You never know.
Sometimes I think it’s
luck, being a cabdriver and having small talk
with people I’m taking
home from the airport to streets with names
like Ashton or Scullery
Row. I’d turn in my medal by the end of the day
around six and have
enough time to bide by with a cup of joe, watching
everybody rush by outside.
Frantic on the sidewalk, frenzied on the metro.
Early evening you’d find
me headed towards the corner dimsum,
hanging my coat in the
back and punching in on the dot.
I’ve been washing dishes
for so long, Juanito kids that with me it’s an art form.
Nozzles trained at piles
and piles of greasy porcelain, warm and cold. All of seven hours
till way past midnight
I’m churning them out. Crisp and squeaky clean. Except this once,
I don’t think much about
it. Life runs in cycles, and so does this job.

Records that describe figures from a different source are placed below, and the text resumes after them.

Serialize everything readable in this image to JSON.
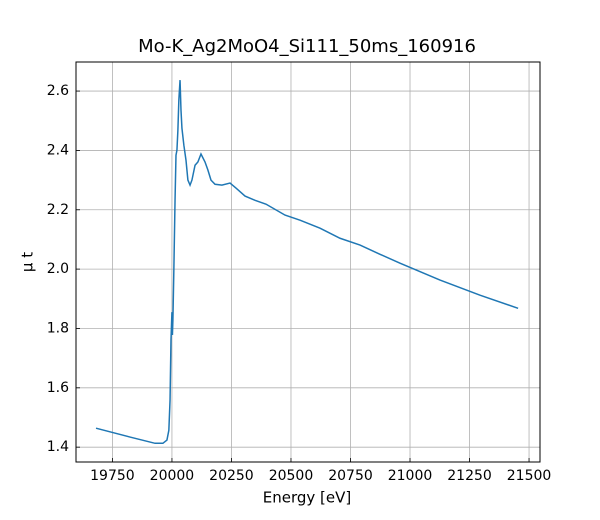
{
  "chart_data": {
    "type": "line",
    "title": "Mo-K_Ag2MoO4_Si111_50ms_160916",
    "x_label": "Energy [eV]",
    "y_label": "μ t",
    "x": [
      19681,
      19824,
      19929,
      19962,
      19979,
      19987,
      19992,
      19996,
      20000,
      20002,
      20004,
      20008,
      20013,
      20017,
      20021,
      20025,
      20029,
      20034,
      20038,
      20042,
      20050,
      20059,
      20067,
      20076,
      20084,
      20097,
      20109,
      20122,
      20139,
      20151,
      20164,
      20181,
      20210,
      20244,
      20269,
      20307,
      20349,
      20395,
      20475,
      20538,
      20622,
      20706,
      20790,
      20874,
      20958,
      21126,
      21294,
      21454
    ],
    "series": [
      {
        "color": "#1f77b4",
        "values": [
          1.464,
          1.434,
          1.413,
          1.413,
          1.424,
          1.457,
          1.558,
          1.761,
          1.855,
          1.778,
          1.828,
          1.997,
          2.232,
          2.384,
          2.401,
          2.468,
          2.57,
          2.637,
          2.536,
          2.475,
          2.418,
          2.367,
          2.3,
          2.283,
          2.3,
          2.35,
          2.361,
          2.388,
          2.361,
          2.334,
          2.3,
          2.286,
          2.283,
          2.29,
          2.273,
          2.246,
          2.232,
          2.219,
          2.182,
          2.165,
          2.138,
          2.104,
          2.081,
          2.05,
          2.02,
          1.963,
          1.912,
          1.868
        ]
      }
    ],
    "xlim": [
      19597,
      21546
    ],
    "ylim": [
      1.35,
      2.698
    ],
    "xticks": [
      19750,
      20000,
      20250,
      20500,
      20750,
      21000,
      21250,
      21500
    ],
    "yticks": [
      1.4,
      1.6,
      1.8,
      {
        "value": 2,
        "label": "2.0"
      },
      2.2,
      2.4,
      2.6
    ],
    "grid": true
  }
}
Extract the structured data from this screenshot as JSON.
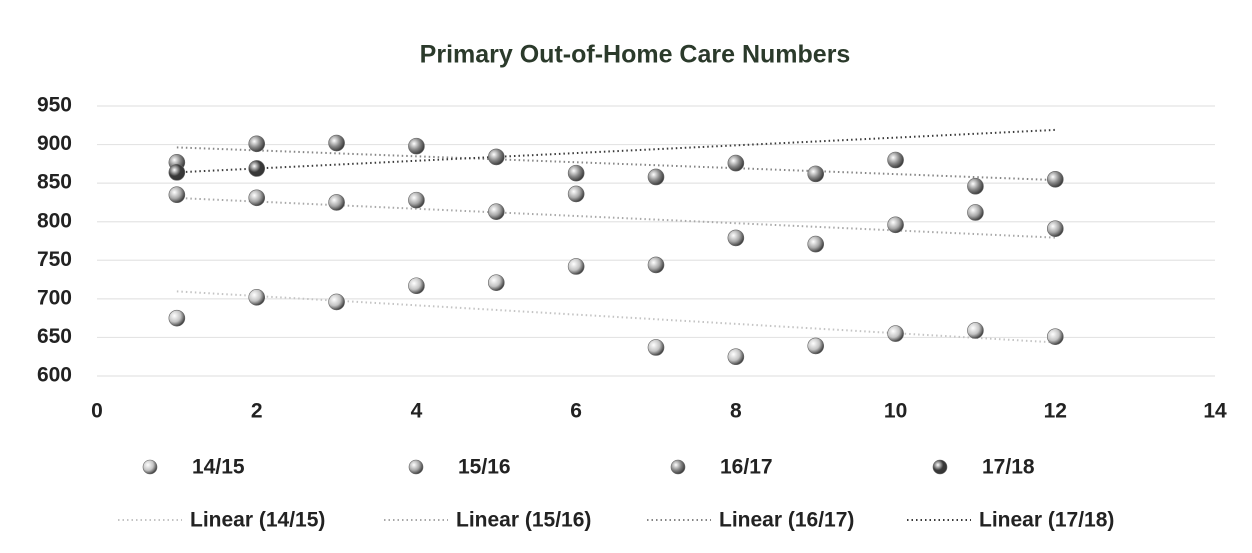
{
  "chart_data": {
    "type": "scatter",
    "title": "Primary Out-of-Home Care Numbers",
    "x": [
      1,
      2,
      3,
      4,
      5,
      6,
      7,
      8,
      9,
      10,
      11,
      12
    ],
    "series": [
      {
        "name": "14/15",
        "color": "#c4c4c4",
        "trendline_name": "Linear (14/15)",
        "values": [
          675,
          702,
          696,
          717,
          721,
          742,
          637,
          625,
          639,
          655,
          659,
          651
        ]
      },
      {
        "name": "15/16",
        "color": "#a8a8a8",
        "trendline_name": "Linear (15/16)",
        "values": [
          835,
          831,
          825,
          828,
          813,
          836,
          744,
          779,
          771,
          796,
          812,
          791
        ]
      },
      {
        "name": "16/17",
        "color": "#858585",
        "trendline_name": "Linear (16/17)",
        "values": [
          877,
          901,
          902,
          898,
          884,
          863,
          858,
          876,
          862,
          880,
          846,
          855
        ]
      },
      {
        "name": "17/18",
        "color": "#3a3a3a",
        "trendline_name": "Linear (17/18)",
        "values": [
          864,
          869,
          null,
          null,
          null,
          null,
          null,
          null,
          null,
          null,
          null,
          null
        ]
      }
    ],
    "xlim": [
      0,
      14
    ],
    "xticks": [
      0,
      2,
      4,
      6,
      8,
      10,
      12,
      14
    ],
    "ylim": [
      600,
      950
    ],
    "yticks": [
      600,
      650,
      700,
      750,
      800,
      850,
      900,
      950
    ],
    "grid": true,
    "trendline": "linear",
    "legend": "bottom"
  }
}
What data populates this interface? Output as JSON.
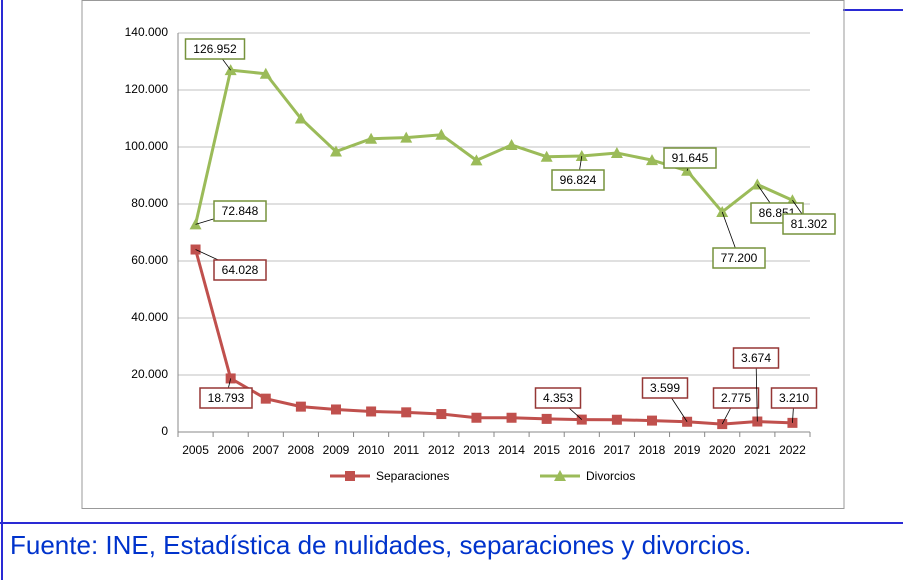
{
  "chart_data": {
    "type": "line",
    "categories": [
      "2005",
      "2006",
      "2007",
      "2008",
      "2009",
      "2010",
      "2011",
      "2012",
      "2013",
      "2014",
      "2015",
      "2016",
      "2017",
      "2018",
      "2019",
      "2020",
      "2021",
      "2022"
    ],
    "series": [
      {
        "name": "Separaciones",
        "color": "#c0504d",
        "values": [
          64028,
          18793,
          11700,
          8900,
          7900,
          7200,
          6900,
          6300,
          5000,
          5000,
          4600,
          4353,
          4300,
          4000,
          3599,
          2775,
          3674,
          3210
        ],
        "value_labels": [
          "64.028",
          "18.793",
          null,
          null,
          null,
          null,
          null,
          null,
          null,
          null,
          null,
          "4.353",
          null,
          null,
          "3.599",
          "2.775",
          "3.674",
          "3.210"
        ]
      },
      {
        "name": "Divorcios",
        "color": "#9bbb59",
        "values": [
          72848,
          126952,
          125700,
          110000,
          98400,
          102900,
          103300,
          104300,
          95300,
          100700,
          96600,
          96824,
          97900,
          95400,
          91645,
          77200,
          86851,
          81302
        ],
        "value_labels": [
          "72.848",
          "126.952",
          null,
          null,
          null,
          null,
          null,
          null,
          null,
          null,
          null,
          "96.824",
          null,
          null,
          "91.645",
          "77.200",
          "86.851",
          "81.302"
        ]
      }
    ],
    "ylim": [
      0,
      140000
    ],
    "yticks": [
      0,
      {
        "value": 20000,
        "label": "20.000"
      },
      {
        "value": 40000,
        "label": "40.000"
      },
      {
        "value": 60000,
        "label": "60.000"
      },
      {
        "value": 80000,
        "label": "80.000"
      },
      {
        "value": 100000,
        "label": "100.000"
      },
      {
        "value": 120000,
        "label": "120.000"
      },
      {
        "value": 140000,
        "label": "140.000"
      }
    ],
    "grid": true,
    "legend": "bottom"
  },
  "footer": "Fuente: INE, Estadística de nulidades, separaciones y divorcios."
}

Soak, soap, spray. Repetitions
of the same.
It’s pouring by the time
the last load’s done.
Home for me’s a utility
by the West end of town.
Grim warehouses and
run-down buildings with the sometime pub, a pool and bowl.
I had a dog once, and
she’d run to greet me every time I got in the door. That was such a long
time ago.
Corralling pots and pans
to catch the ceiling drips, settling down in my favorite chair.
Listening to the pitter-patter,
the padding of the torrent against the gray pebble window.
Two floors below the
neighbors I don’t know are having a down-low.
The boombox reverberating
a hyped hybrid drum and bass jungle.
A few old man concerns.
Was laundry taken care of this week at all?
I wouldn’t worry about
it. It’s not like I have to dress up to go to work.
There’s nothing else,
then. Door’s locked?
I take off my shoes
and try to see what else is going on in the world around me.